Two steps in the pipeline: preprocessing (2D FFT and phase normalization) and CNN for detection and angle estimation.
However no physical extent was obtained. This is one area we could focus on.
The paper provides interesting ideas, but not very practical, as there is only one object in the experiment setup.
- Pixel position form a camera image roughly represents the orientation of an object in 3D space (azimuth and elevation angles), while the cell position of range doppler map represents the range and velocity of the object.
- Phase normalization method for each range-doppler cell to make the phase of the first frame to be 0.
- Perform detection using U-Net on range-doppler map first for detection, then estimate the orientation with further convolution.
- Annotation: Use coupled (sync'ed) camera for annotation.
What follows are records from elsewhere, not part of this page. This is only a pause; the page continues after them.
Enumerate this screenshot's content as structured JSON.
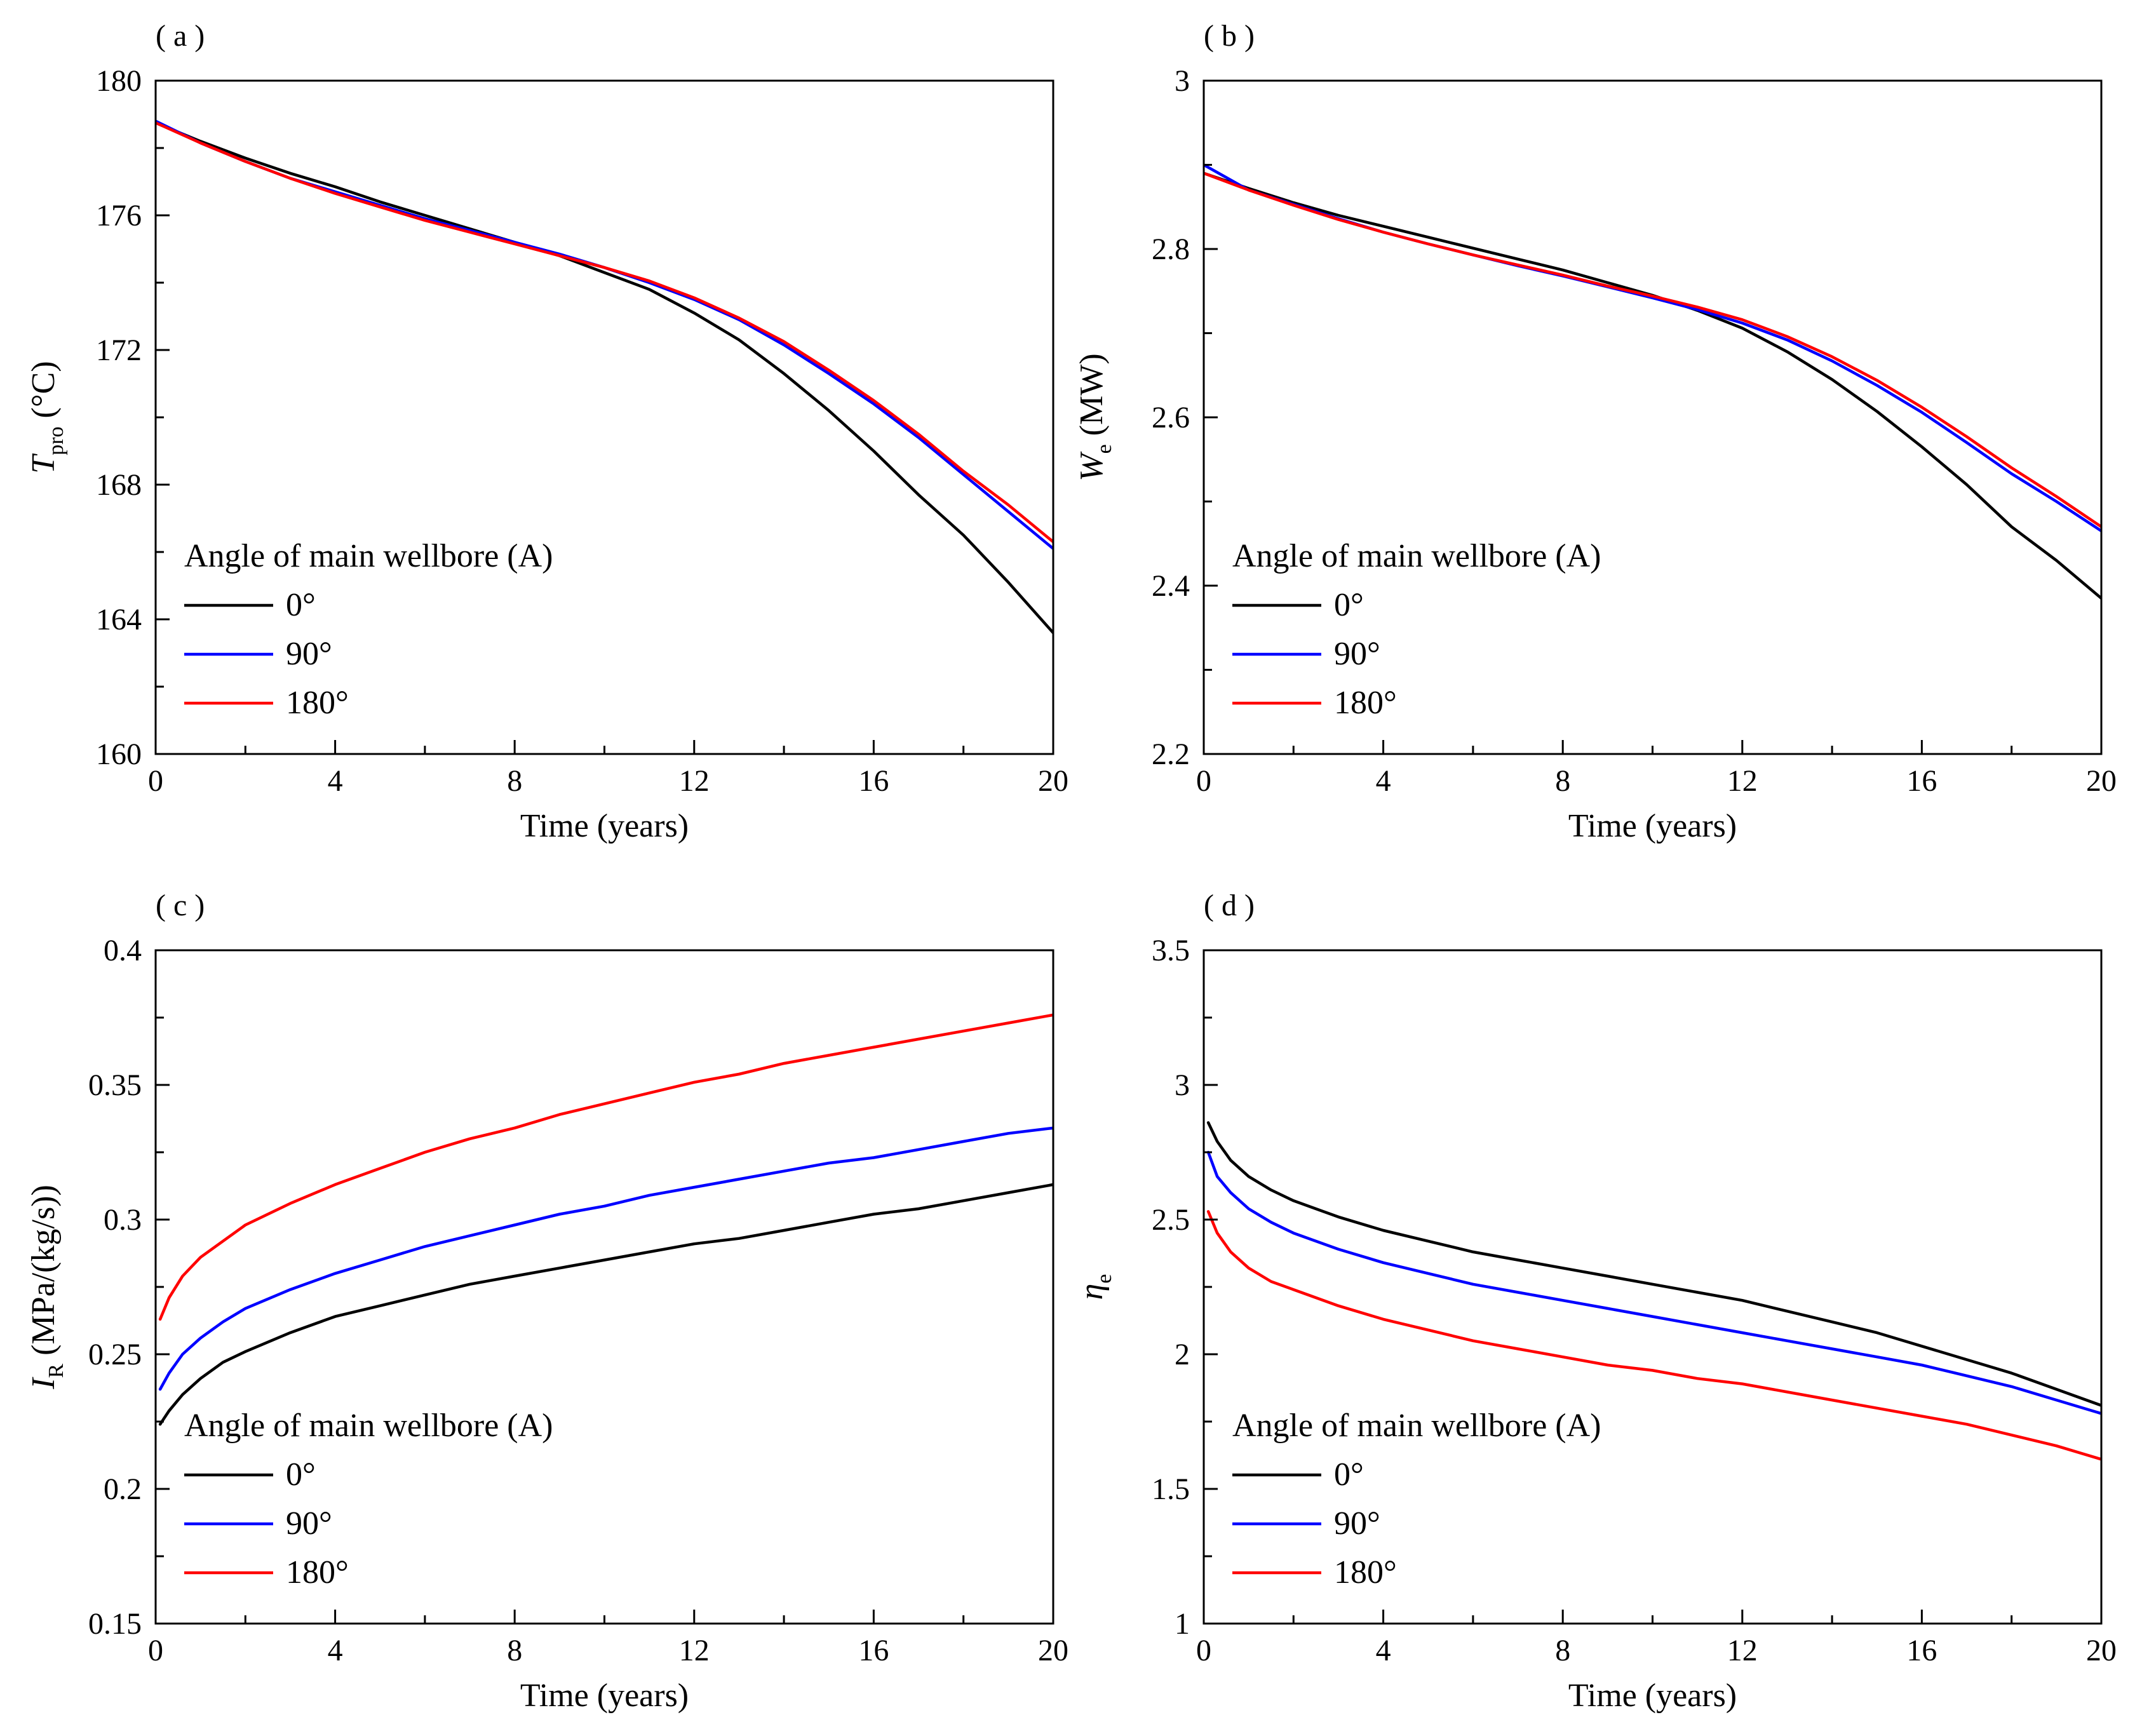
{
  "chart_data": [
    {
      "type": "line",
      "panel_label": "( a )",
      "title": "",
      "xlabel": "Time (years)",
      "ylabel": {
        "main": "T",
        "sub": "pro",
        "unit": " (°C)"
      },
      "xlim": [
        0,
        20
      ],
      "ylim": [
        160,
        180
      ],
      "xticks": [
        0,
        4,
        8,
        12,
        16,
        20
      ],
      "xtick_labels": [
        "0",
        "4",
        "8",
        "12",
        "16",
        "20"
      ],
      "yticks": [
        160,
        164,
        168,
        172,
        176,
        180
      ],
      "ytick_labels": [
        "160",
        "164",
        "168",
        "172",
        "176",
        "180"
      ],
      "legend": {
        "title": "Angle of main wellbore (A)",
        "placement": "lower-left"
      },
      "x": [
        0,
        1,
        2,
        3,
        4,
        5,
        6,
        7,
        8,
        9,
        10,
        11,
        12,
        13,
        14,
        15,
        16,
        17,
        18,
        19,
        20
      ],
      "series": [
        {
          "name": "0°",
          "color": "#000000",
          "values": [
            178.75,
            178.2,
            177.7,
            177.25,
            176.85,
            176.4,
            176.0,
            175.6,
            175.2,
            174.8,
            174.3,
            173.8,
            173.1,
            172.3,
            171.3,
            170.2,
            169.0,
            167.7,
            166.5,
            165.1,
            163.6
          ]
        },
        {
          "name": "90°",
          "color": "#0000ff",
          "values": [
            178.8,
            178.15,
            177.6,
            177.1,
            176.7,
            176.3,
            175.9,
            175.55,
            175.2,
            174.85,
            174.45,
            174.0,
            173.5,
            172.9,
            172.15,
            171.3,
            170.4,
            169.4,
            168.3,
            167.2,
            166.1
          ]
        },
        {
          "name": "180°",
          "color": "#ff0000",
          "values": [
            178.75,
            178.15,
            177.6,
            177.1,
            176.65,
            176.25,
            175.85,
            175.5,
            175.15,
            174.8,
            174.45,
            174.05,
            173.55,
            172.95,
            172.25,
            171.4,
            170.5,
            169.5,
            168.4,
            167.4,
            166.3
          ]
        }
      ]
    },
    {
      "type": "line",
      "panel_label": "( b )",
      "title": "",
      "xlabel": "Time (years)",
      "ylabel": {
        "main": "W",
        "sub": "e",
        "unit": " (MW)"
      },
      "xlim": [
        0,
        20
      ],
      "ylim": [
        2.2,
        3.0
      ],
      "xticks": [
        0,
        4,
        8,
        12,
        16,
        20
      ],
      "xtick_labels": [
        "0",
        "4",
        "8",
        "12",
        "16",
        "20"
      ],
      "yticks": [
        2.2,
        2.4,
        2.6,
        2.8,
        3.0
      ],
      "ytick_labels": [
        "2.2",
        "2.4",
        "2.6",
        "2.8",
        "3"
      ],
      "legend": {
        "title": "Angle of main wellbore (A)",
        "placement": "lower-left"
      },
      "x": [
        0,
        1,
        2,
        3,
        4,
        5,
        6,
        7,
        8,
        9,
        10,
        11,
        12,
        13,
        14,
        15,
        16,
        17,
        18,
        19,
        20
      ],
      "series": [
        {
          "name": "0°",
          "color": "#000000",
          "values": [
            2.89,
            2.872,
            2.855,
            2.84,
            2.827,
            2.814,
            2.801,
            2.788,
            2.775,
            2.76,
            2.745,
            2.727,
            2.706,
            2.678,
            2.645,
            2.607,
            2.565,
            2.52,
            2.47,
            2.43,
            2.385
          ]
        },
        {
          "name": "90°",
          "color": "#0000ff",
          "values": [
            2.9,
            2.87,
            2.853,
            2.836,
            2.82,
            2.806,
            2.793,
            2.78,
            2.768,
            2.755,
            2.742,
            2.728,
            2.712,
            2.692,
            2.667,
            2.638,
            2.606,
            2.57,
            2.533,
            2.5,
            2.465
          ]
        },
        {
          "name": "180°",
          "color": "#ff0000",
          "values": [
            2.89,
            2.87,
            2.852,
            2.835,
            2.82,
            2.806,
            2.793,
            2.781,
            2.769,
            2.756,
            2.744,
            2.731,
            2.716,
            2.696,
            2.672,
            2.644,
            2.612,
            2.577,
            2.54,
            2.506,
            2.47
          ]
        }
      ]
    },
    {
      "type": "line",
      "panel_label": "( c )",
      "title": "",
      "xlabel": "Time (years)",
      "ylabel": {
        "main": "I",
        "sub": "R",
        "unit": " (MPa/(kg/s))"
      },
      "xlim": [
        0,
        20
      ],
      "ylim": [
        0.15,
        0.4
      ],
      "xticks": [
        0,
        4,
        8,
        12,
        16,
        20
      ],
      "xtick_labels": [
        "0",
        "4",
        "8",
        "12",
        "16",
        "20"
      ],
      "yticks": [
        0.15,
        0.2,
        0.25,
        0.3,
        0.35,
        0.4
      ],
      "ytick_labels": [
        "0.15",
        "0.2",
        "0.25",
        "0.3",
        "0.35",
        "0.4"
      ],
      "legend": {
        "title": "Angle of main wellbore (A)",
        "placement": "lower-left"
      },
      "x": [
        0.1,
        0.3,
        0.6,
        1,
        1.5,
        2,
        3,
        4,
        5,
        6,
        7,
        8,
        9,
        10,
        11,
        12,
        13,
        14,
        15,
        16,
        17,
        18,
        19,
        20
      ],
      "series": [
        {
          "name": "0°",
          "color": "#000000",
          "values": [
            0.224,
            0.229,
            0.235,
            0.241,
            0.247,
            0.251,
            0.258,
            0.264,
            0.268,
            0.272,
            0.276,
            0.279,
            0.282,
            0.285,
            0.288,
            0.291,
            0.293,
            0.296,
            0.299,
            0.302,
            0.304,
            0.307,
            0.31,
            0.313
          ]
        },
        {
          "name": "90°",
          "color": "#0000ff",
          "values": [
            0.237,
            0.243,
            0.25,
            0.256,
            0.262,
            0.267,
            0.274,
            0.28,
            0.285,
            0.29,
            0.294,
            0.298,
            0.302,
            0.305,
            0.309,
            0.312,
            0.315,
            0.318,
            0.321,
            0.323,
            0.326,
            0.329,
            0.332,
            0.334
          ]
        },
        {
          "name": "180°",
          "color": "#ff0000",
          "values": [
            0.263,
            0.271,
            0.279,
            0.286,
            0.292,
            0.298,
            0.306,
            0.313,
            0.319,
            0.325,
            0.33,
            0.334,
            0.339,
            0.343,
            0.347,
            0.351,
            0.354,
            0.358,
            0.361,
            0.364,
            0.367,
            0.37,
            0.373,
            0.376
          ]
        }
      ]
    },
    {
      "type": "line",
      "panel_label": "( d )",
      "title": "",
      "xlabel": "Time (years)",
      "ylabel": {
        "main": "η",
        "sub": "e",
        "unit": ""
      },
      "xlim": [
        0,
        20
      ],
      "ylim": [
        1.0,
        3.5
      ],
      "xticks": [
        0,
        4,
        8,
        12,
        16,
        20
      ],
      "xtick_labels": [
        "0",
        "4",
        "8",
        "12",
        "16",
        "20"
      ],
      "yticks": [
        1.0,
        1.5,
        2.0,
        2.5,
        3.0,
        3.5
      ],
      "ytick_labels": [
        "1",
        "1.5",
        "2",
        "2.5",
        "3",
        "3.5"
      ],
      "legend": {
        "title": "Angle of main wellbore (A)",
        "placement": "lower-left"
      },
      "x": [
        0.1,
        0.3,
        0.6,
        1,
        1.5,
        2,
        3,
        4,
        5,
        6,
        7,
        8,
        9,
        10,
        11,
        12,
        13,
        14,
        15,
        16,
        17,
        18,
        19,
        20
      ],
      "series": [
        {
          "name": "0°",
          "color": "#000000",
          "values": [
            2.86,
            2.79,
            2.72,
            2.66,
            2.61,
            2.57,
            2.51,
            2.46,
            2.42,
            2.38,
            2.35,
            2.32,
            2.29,
            2.26,
            2.23,
            2.2,
            2.16,
            2.12,
            2.08,
            2.03,
            1.98,
            1.93,
            1.87,
            1.81
          ]
        },
        {
          "name": "90°",
          "color": "#0000ff",
          "values": [
            2.75,
            2.66,
            2.6,
            2.54,
            2.49,
            2.45,
            2.39,
            2.34,
            2.3,
            2.26,
            2.23,
            2.2,
            2.17,
            2.14,
            2.11,
            2.08,
            2.05,
            2.02,
            1.99,
            1.96,
            1.92,
            1.88,
            1.83,
            1.78
          ]
        },
        {
          "name": "180°",
          "color": "#ff0000",
          "values": [
            2.53,
            2.45,
            2.38,
            2.32,
            2.27,
            2.24,
            2.18,
            2.13,
            2.09,
            2.05,
            2.02,
            1.99,
            1.96,
            1.94,
            1.91,
            1.89,
            1.86,
            1.83,
            1.8,
            1.77,
            1.74,
            1.7,
            1.66,
            1.61
          ]
        }
      ]
    }
  ]
}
Regress the x and y coordinates (roughly indicate azimuth and elevation angles) directly from the radar data across different antennas (angle finding).
- Feed both FG signal and BG signal to the network --> BG signal is NOT available for most cases.
- There is no camera-radar cross sensor calibration, and reply NN to learn the coordinate mapping --> This is not a very general method.
- We could use the predicted heatmap in RD map as attention for angle estimation.
- Q: why use dice loss? The annotation of each of the objects should be a single point? Dice works better to balance the loss when there are objects of different sizes.
- Q: phase normalization: the phase along the channel is also mentioned in deep radar detector. We could use phase shift as data augmentation method.